Accommodation: We stayed at a gorgeous Airbnb apartment at the corner of Dundas Street and Henderson Row. I think this is on the edge of the Stockbridge neighborhood. It is residential and attractive, with a cluster of cafes and shops nearby. Most of the top sights are in/closer to Old Town, thus you might prefer to stay over there. Some places I came across that are well-located include The Balmoral, Motel One, Radisson Blu and Hotel du Vin. We didn’t mind our location because we enjoy walking and got to see more of the city.
Food and Drinks: Breakfast at Roamin Nose was great; at Cuckoo’s Bakery it was OK. Lunch at Soba was pretty good.

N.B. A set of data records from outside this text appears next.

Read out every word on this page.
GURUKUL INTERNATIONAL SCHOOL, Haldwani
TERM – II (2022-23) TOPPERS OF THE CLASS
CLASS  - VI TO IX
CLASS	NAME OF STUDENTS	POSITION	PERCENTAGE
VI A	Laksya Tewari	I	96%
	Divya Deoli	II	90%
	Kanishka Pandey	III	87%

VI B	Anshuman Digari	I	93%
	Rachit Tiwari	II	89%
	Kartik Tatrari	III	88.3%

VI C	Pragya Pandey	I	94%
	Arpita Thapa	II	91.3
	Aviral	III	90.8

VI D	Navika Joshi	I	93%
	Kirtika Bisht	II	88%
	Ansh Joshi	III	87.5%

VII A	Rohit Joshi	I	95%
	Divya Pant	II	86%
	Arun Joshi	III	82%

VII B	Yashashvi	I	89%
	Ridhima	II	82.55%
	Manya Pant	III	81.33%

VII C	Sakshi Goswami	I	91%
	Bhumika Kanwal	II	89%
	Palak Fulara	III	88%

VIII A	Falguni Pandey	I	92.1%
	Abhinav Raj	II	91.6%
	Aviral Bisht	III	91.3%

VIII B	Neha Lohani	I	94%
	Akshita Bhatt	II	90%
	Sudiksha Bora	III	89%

The lasagna at Giuliano’s was tasty. There are tons of options in the Old Town, and outside there are many clusters of restaurants/bars, including: Rose Street; Hanover Street; Thistle Street; Broughton Street; Commercial Quay and Shore in Leith. Some places I wanted to try include the dogs, The Vintage and The Shore (the latter two are both in Leith). Many Fringe venues have restaurants or food trucks.
Activities: We spent most of our time attending festival shows and walking around. There are plenty of museums, the Edinburgh Castle and Royal Mile, Calton Hill, Holyrood Park, the Scotch Whisky Experience, the Royal Yacht Brittania, etc. On the way from Dufftown we spent a few hours in Stirling, a beautiful old town with cobblestone streets and home to Stirling Castle. While the castle’s location and historical significance are impressive, we found much of the inside rather bizarre in its cheap looking reconstruction. Tickets cost £14 each.